Tuesday, 10 February 2015

Nailing the first Labour lie of the general election

Labour has kicked off its 2015 general election campaign with a lie that is so blatant that it has forced me out of my Christmas and New Year hiatus a month earlier than planned. The porkie basically states that a vote for the SNP in May's general election could leave the Tories in power. This is because, says a Labour spokesman: “It is a simple fact that the single biggest party gets to form the next government. The more seats the SNP get from Labour, the more likely it is the Tories will be the biggest party and David Cameron will get into government through the back door.”

In February 1974 the Tories won 297 seats to Labour's 301, but Ted Heath did not resign immediately, he tried to cobble together a coalition with the 14 member Liberal contingent. He was entitled to do that as sitting Prime Minister because it is not about which party is the largest, but about who can command a majority in the House of Commons.

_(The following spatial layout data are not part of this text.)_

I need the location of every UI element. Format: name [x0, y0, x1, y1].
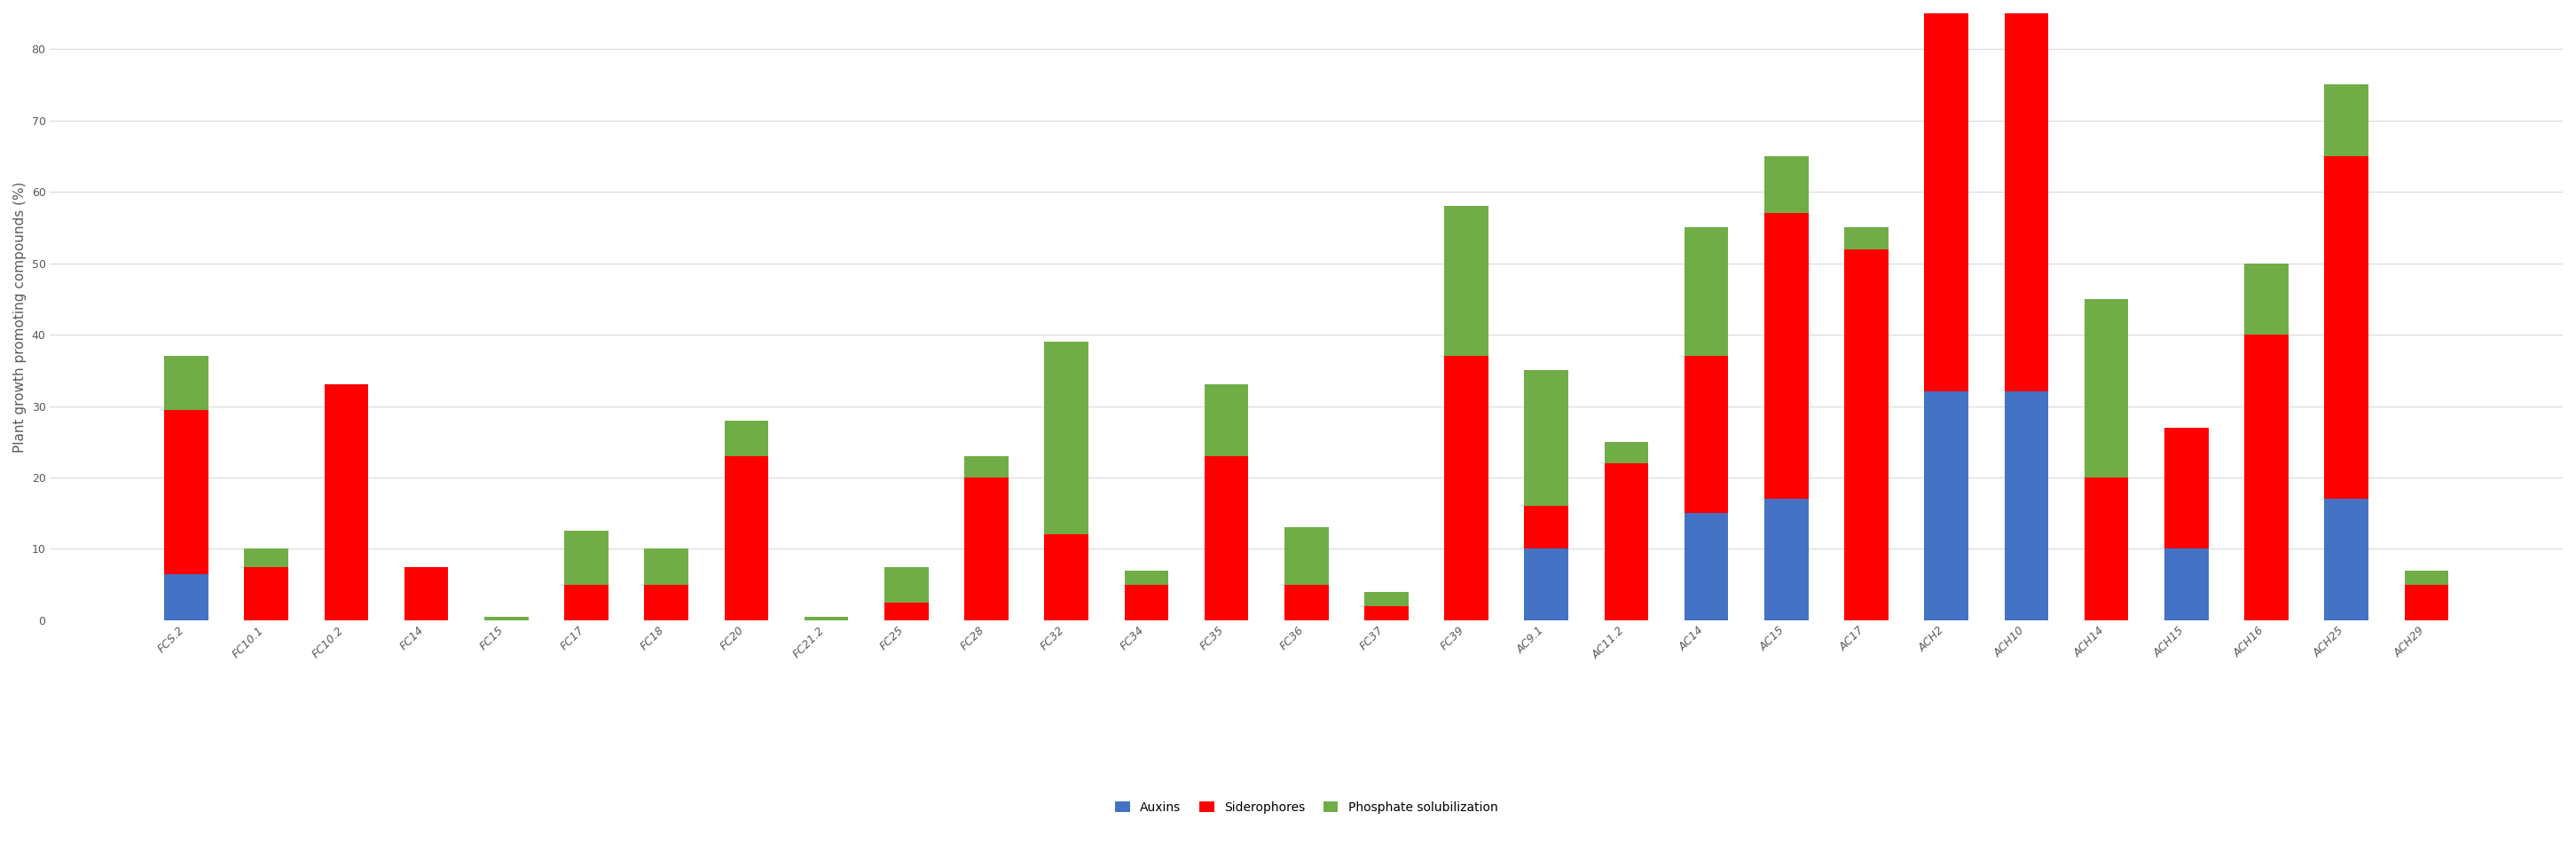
- Bar: [1365, 606, 1409, 620]
- Bar: [1844, 249, 1888, 620]
- Bar: [804, 617, 848, 620]
- Bar: [1844, 228, 1888, 249]
- Bar: [724, 456, 768, 620]
- Bar: [484, 617, 528, 620]
- Bar: [2004, 0, 2048, 14]
- Bar: [1123, 585, 1170, 620]
- Bar: [2403, 571, 2447, 585]
- Bar: [1043, 342, 1087, 534]
- Bar: [1206, 456, 1249, 620]
- Bar: [1685, 228, 1728, 356]
- Bar: [1605, 441, 1649, 463]
- Bar: [2004, 14, 2048, 392]
- Bar: [2244, 334, 2287, 620]
- Bar: [1924, 0, 1968, 392]
- Bar: [165, 574, 209, 620]
- Legend: Auxins, Siderophores, Phosphate solubilization: Auxins, Siderophores, Phosphate solubili…: [1110, 797, 1502, 819]
- Bar: [165, 409, 209, 574]
- Bar: [1685, 513, 1728, 620]
- Bar: [2004, 392, 2048, 620]
- Bar: [2324, 156, 2367, 499]
- Bar: [1765, 499, 1808, 620]
- Bar: [564, 531, 608, 585]
- Bar: [2164, 427, 2208, 549]
- Bar: [1765, 214, 1808, 499]
- Bar: [1206, 385, 1249, 456]
- Bar: [724, 420, 768, 456]
- Bar: [1123, 571, 1170, 585]
- Bar: [1445, 356, 1489, 620]
- Bar: [1365, 592, 1409, 606]
- Bar: [1605, 463, 1649, 620]
- Bar: [404, 566, 448, 620]
- Bar: [1285, 585, 1329, 620]
- Bar: [1765, 156, 1808, 214]
- Bar: [884, 566, 927, 603]
- Bar: [644, 549, 688, 585]
- Bar: [2403, 585, 2447, 620]
- Bar: [2324, 84, 2367, 156]
- Bar: [2084, 299, 2128, 478]
- Bar: [1043, 534, 1087, 620]
- Bar: [325, 385, 368, 620]
- Bar: [1924, 392, 1968, 620]
- Bar: [245, 549, 289, 566]
- Bar: [2164, 549, 2208, 620]
- Y-axis label: Plant growth promoting compounds (%): Plant growth promoting compounds (%): [13, 181, 26, 452]
- Bar: [564, 585, 608, 620]
- Bar: [2084, 478, 2128, 620]
- Bar: [1445, 206, 1489, 356]
- Bar: [644, 585, 688, 620]
- Bar: [1525, 371, 1569, 506]
- Bar: [2324, 499, 2367, 620]
- Bar: [1685, 356, 1728, 513]
- Bar: [963, 456, 1007, 478]
- Bar: [963, 478, 1007, 620]
- Bar: [1525, 506, 1569, 549]
- Bar: [245, 566, 289, 620]
- Bar: [1285, 528, 1329, 585]
- Bar: [2244, 263, 2287, 334]
- Bar: [165, 356, 209, 409]
- Bar: [1525, 549, 1569, 620]
- Bar: [884, 603, 927, 620]
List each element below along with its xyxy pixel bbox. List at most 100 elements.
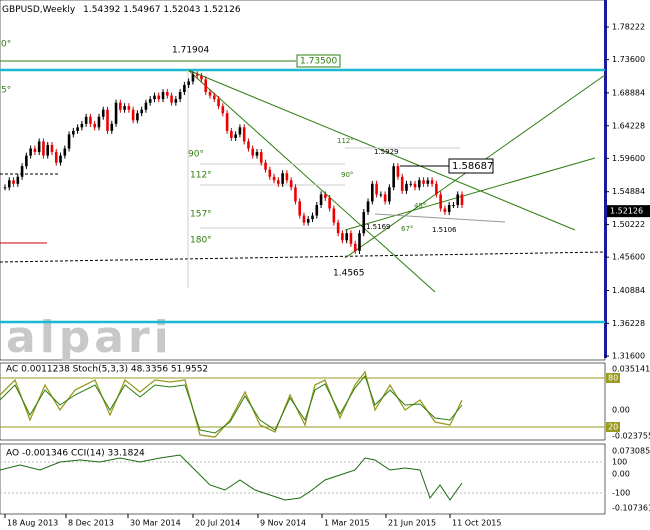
price-axis: 1.78222 1.73600 1.68884 1.64228 1.59600 1.548…: [605, 23, 650, 361]
candle: [264, 162, 267, 170]
candle: [358, 233, 361, 251]
price-label: 1.78222: [612, 23, 645, 32]
candle: [200, 75, 203, 80]
candle: [191, 74, 195, 82]
angle: 67°: [401, 225, 413, 233]
candle: [379, 194, 383, 196]
price-label: 1.50222: [612, 220, 645, 229]
candle: [452, 204, 455, 206]
axis-label: 100: [612, 458, 627, 467]
annotation: 1.71904: [172, 46, 209, 56]
price-label: 1.45600: [612, 253, 645, 262]
candle: [396, 166, 400, 177]
candle: [67, 134, 71, 149]
candle: [178, 92, 182, 100]
candle: [84, 116, 88, 124]
candle: [140, 109, 143, 114]
angle: 90°: [188, 150, 204, 160]
candle: [157, 95, 161, 100]
symbol: GBPUSD,Weekly: [2, 5, 76, 15]
time-label: 9 Nov 2014: [260, 519, 306, 528]
current-price-box: [607, 205, 650, 218]
price-label: 1.40884: [612, 286, 645, 295]
candle: [319, 194, 323, 205]
candle: [165, 92, 169, 96]
candle: [315, 204, 319, 216]
axis-label: 0.073085: [612, 447, 650, 456]
candle: [371, 183, 374, 202]
axis-label: 0.00: [612, 406, 630, 415]
candle: [170, 95, 173, 103]
dashed-line: [0, 251, 606, 263]
candle: [443, 208, 447, 213]
candle: [29, 148, 32, 156]
candle: [234, 134, 237, 138]
trend-line: [344, 157, 596, 231]
candle: [345, 233, 348, 241]
axis-label: 80: [608, 374, 618, 383]
candles: [3, 71, 464, 254]
candle: [76, 127, 79, 131]
candle: [439, 194, 442, 209]
angle: 180°: [190, 236, 212, 246]
candle: [336, 222, 340, 234]
candle: [277, 180, 280, 184]
price-label: 1.54884: [612, 187, 645, 196]
candle: [413, 183, 417, 188]
angle: 45°: [414, 202, 426, 210]
candle: [195, 74, 199, 76]
candle: [285, 173, 289, 181]
angle: 5°: [1, 86, 11, 96]
candle: [456, 194, 460, 205]
candle: [242, 127, 246, 142]
annotation: 1.73500: [300, 57, 337, 67]
angle: 0°: [1, 40, 11, 50]
price-label: 1.59600: [612, 154, 645, 163]
label-box: [296, 54, 341, 68]
time-axis: 18 Aug 2013 8 Dec 2013 30 Mar 2014 20 Jul 2…: [4, 514, 501, 528]
candle: [302, 215, 306, 223]
candle: [362, 212, 366, 234]
stoch-line: [0, 370, 463, 438]
ohlc: 1.54392 1.54967 1.52043 1.52126: [83, 5, 241, 15]
candle: [110, 123, 114, 131]
angle: 112°: [190, 171, 212, 181]
axis-label: 0.035141: [612, 365, 650, 374]
candle: [460, 194, 464, 205]
candle: [447, 204, 451, 213]
signal-line: [0, 374, 463, 434]
main-panel: [0, 0, 606, 361]
candle: [417, 180, 421, 188]
axis-label: -0.107361: [612, 504, 650, 513]
candle: [435, 183, 438, 195]
candle: [366, 201, 370, 213]
candle: [20, 166, 24, 177]
guide: [374, 213, 506, 223]
annotation: 1.4565: [333, 269, 365, 279]
candle: [12, 180, 15, 184]
candle: [3, 187, 7, 189]
candle: [268, 169, 272, 177]
candle: [7, 180, 11, 188]
candle: [80, 123, 84, 128]
candle: [289, 180, 293, 188]
candle: [328, 197, 331, 209]
annotation: 1.5169: [366, 223, 391, 231]
price-label: 1.64228: [612, 121, 645, 130]
time-label: 18 Aug 2013: [7, 519, 58, 528]
candle: [54, 152, 58, 163]
candle: [89, 116, 92, 124]
watermark: alpari: [6, 312, 173, 363]
candle: [131, 109, 135, 121]
candle: [400, 176, 404, 191]
price-label: 1.36228: [612, 319, 645, 328]
scroll-bar: [604, 0, 607, 358]
candle: [187, 81, 190, 86]
annotation: 1.5929: [374, 148, 399, 156]
candle: [306, 219, 310, 223]
candle: [148, 99, 152, 103]
candle: [426, 180, 430, 184]
candle: [114, 102, 118, 124]
candle: [33, 148, 37, 153]
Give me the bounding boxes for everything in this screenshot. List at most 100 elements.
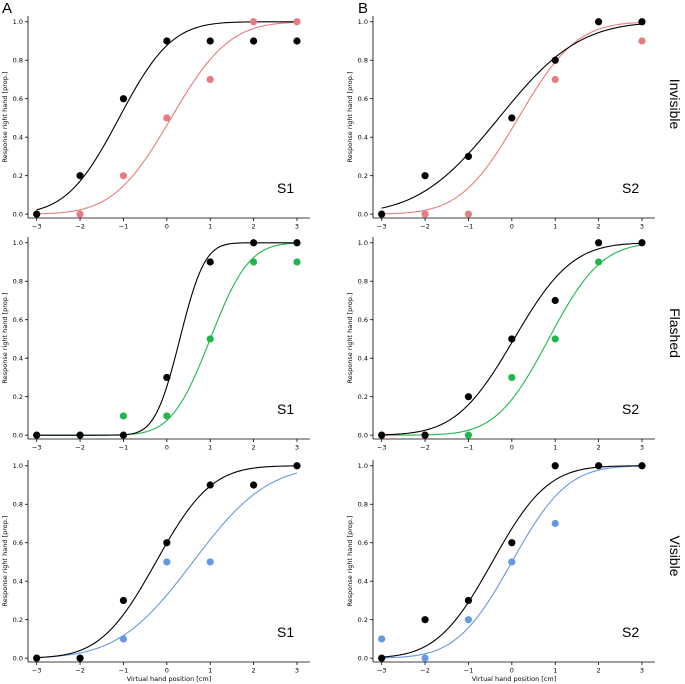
y-tick-label: 0.6 bbox=[13, 539, 23, 547]
x-tick-label: −1 bbox=[119, 667, 129, 675]
data-point-baseline bbox=[206, 481, 214, 489]
x-tick-label: 1 bbox=[208, 444, 212, 452]
data-point-baseline bbox=[119, 431, 128, 439]
data-point-baseline bbox=[293, 239, 301, 247]
data-point-baseline bbox=[551, 462, 559, 470]
y-tick-label: 0.0 bbox=[13, 654, 23, 662]
x-tick-label: −2 bbox=[420, 667, 430, 675]
x-tick-label: −3 bbox=[377, 667, 387, 675]
y-axis-label: Response right hand [prop.] bbox=[1, 72, 9, 163]
data-point-baseline bbox=[421, 616, 429, 624]
x-tick-label: 0 bbox=[510, 223, 514, 231]
panel-a-visible: 0.0 0.2 0.4 0.6 0.8 1.0 −3 −2 −1 0 1 2 3 Response rig… bbox=[1, 460, 310, 683]
y-tick-label: 0.6 bbox=[358, 95, 368, 103]
data-point-flashed bbox=[163, 412, 171, 420]
data-point-invisible bbox=[293, 18, 301, 26]
x-tick-label: −2 bbox=[75, 223, 85, 231]
x-tick-label: −2 bbox=[420, 444, 430, 452]
y-axis-label: Response right hand [prop.] bbox=[346, 72, 354, 163]
data-point-invisible bbox=[551, 75, 559, 84]
data-point-baseline bbox=[76, 431, 84, 439]
fit-curve-flashed bbox=[36, 242, 298, 436]
data-point-baseline bbox=[76, 172, 84, 180]
x-tick-label: 1 bbox=[208, 223, 212, 231]
data-point-flashed bbox=[508, 373, 516, 382]
data-point-visible bbox=[551, 519, 559, 528]
x-tick-label: 3 bbox=[295, 667, 299, 675]
data-point-baseline bbox=[638, 239, 646, 247]
y-tick-label: 0.8 bbox=[13, 501, 23, 509]
y-tick-label: 1.0 bbox=[358, 239, 368, 247]
data-point-baseline bbox=[595, 239, 603, 247]
data-point-baseline bbox=[551, 56, 559, 64]
y-tick-label: 0.2 bbox=[13, 393, 23, 401]
y-tick-label: 0.4 bbox=[13, 355, 23, 363]
data-point-invisible bbox=[76, 210, 84, 218]
x-tick-label: −3 bbox=[32, 223, 42, 231]
data-point-baseline bbox=[250, 239, 258, 247]
y-tick-label: 0.4 bbox=[13, 134, 23, 142]
x-tick-label: 1 bbox=[208, 667, 212, 675]
x-tick-label: 0 bbox=[165, 667, 169, 675]
x-tick-label: 3 bbox=[295, 223, 299, 231]
x-tick-label: 2 bbox=[597, 444, 601, 452]
y-axis-label: Response right hand [prop.] bbox=[346, 516, 354, 607]
data-point-flashed bbox=[464, 431, 473, 439]
x-tick-label: 0 bbox=[510, 444, 514, 452]
y-tick-label: 0.8 bbox=[358, 278, 368, 286]
row-label-visible: Visible bbox=[667, 536, 683, 577]
y-tick-label: 1.0 bbox=[13, 239, 23, 247]
data-point-baseline bbox=[163, 373, 171, 382]
data-point-baseline bbox=[163, 539, 171, 547]
y-tick-label: 0.4 bbox=[358, 134, 368, 142]
fit-curve-baseline bbox=[381, 23, 643, 209]
panel-label-s1: S1 bbox=[277, 401, 294, 417]
y-tick-label: 0.2 bbox=[358, 393, 368, 401]
x-tick-label: 2 bbox=[252, 223, 256, 231]
y-tick-label: 1.0 bbox=[13, 462, 23, 470]
data-point-baseline bbox=[33, 654, 41, 662]
x-tick-label: −1 bbox=[464, 667, 474, 675]
data-point-baseline bbox=[206, 258, 214, 266]
data-point-baseline bbox=[119, 596, 128, 605]
y-tick-label: 0.0 bbox=[358, 210, 368, 218]
x-tick-label: 1 bbox=[553, 444, 557, 452]
x-tick-label: −2 bbox=[420, 223, 430, 231]
panel-label-s2: S2 bbox=[622, 624, 639, 640]
data-point-flashed bbox=[119, 412, 128, 420]
x-tick-label: −1 bbox=[119, 444, 129, 452]
data-point-flashed bbox=[293, 258, 301, 266]
data-point-baseline bbox=[163, 37, 171, 45]
data-point-invisible bbox=[250, 18, 258, 26]
y-tick-label: 0.0 bbox=[13, 431, 23, 439]
fit-curve-invisible bbox=[381, 21, 643, 215]
data-point-baseline bbox=[421, 431, 429, 439]
panel-label-s2: S2 bbox=[622, 401, 639, 417]
x-tick-label: 1 bbox=[553, 223, 557, 231]
y-axis-label: Response right hand [prop.] bbox=[1, 516, 9, 607]
data-point-baseline bbox=[508, 539, 516, 547]
data-point-baseline bbox=[421, 172, 429, 180]
data-point-baseline bbox=[638, 18, 646, 26]
data-point-flashed bbox=[551, 335, 559, 343]
data-point-baseline bbox=[250, 481, 258, 489]
y-axis-label: Response right hand [prop.] bbox=[1, 293, 9, 384]
row-label-invisible: Invisible bbox=[667, 79, 683, 130]
y-tick-label: 0.6 bbox=[358, 539, 368, 547]
y-tick-label: 0.0 bbox=[358, 654, 368, 662]
data-point-baseline bbox=[206, 37, 214, 45]
y-tick-label: 0.2 bbox=[13, 616, 23, 624]
x-tick-label: 2 bbox=[252, 444, 256, 452]
y-axis-label: Response right hand [prop.] bbox=[346, 293, 354, 384]
x-tick-label: 3 bbox=[640, 223, 644, 231]
x-axis-label: Virtual hand position [cm] bbox=[127, 675, 212, 683]
data-point-baseline bbox=[595, 462, 603, 470]
y-tick-label: 1.0 bbox=[358, 18, 368, 26]
y-tick-label: 0.8 bbox=[13, 57, 23, 65]
y-tick-label: 0.2 bbox=[13, 172, 23, 180]
data-point-baseline bbox=[508, 114, 516, 122]
data-point-invisible bbox=[421, 210, 429, 218]
y-tick-label: 0.6 bbox=[13, 316, 23, 324]
data-point-baseline bbox=[119, 95, 128, 103]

That is why when Labour scored 258 seats to the Tory 306 in 2010, Gordon Brown still tried to hang on in the hope of a coalition with the Liberal-Democrats who had been returned with 57 seats. As with Heath a generation earlier, it was not possible, but nobody in 2010 claimed that Brown had to resign because he had fewer seats than Cameron. His resignation came about because he could not create a majority in the Commons which is not the same thing.

So why are Labour lying? The answer is obviously that they believe that we are so stupid north of the River Tweed that we will believe any old wank that they can come up with, such is the hatred of Toryism in Scotland. If Labour can take its Scottish fiefdoms for granted then it can pander for the votes of the South English middle class scrote element and then form a majority government.

In other words, the people who have suffered the most during that past thirty-odd years will get nothing other than a few table scraps, because Labour will have to keep pandering to the scrotes for fear that they will desert back to the Tories at the following election.

On the other hand, the SNP have already set out their stall for a deal with Labour and none of the items on offer are anything that a traditional Labour man can oppose. End the war on claimants, abolish some of the more loathsome Tory acts such as the bedroom tax, stop the near constant wars against the Islamic world, abolish Trident.

If Labour wants to get its collective snout into the public trough then we should at least ensure that we get something for ourselves out of the deal. A vote lent to the SNP might just ensure that an incoming Labour government has to remember that it isn't just Tristram and Samantha who can dump them: so can Billy and Mary.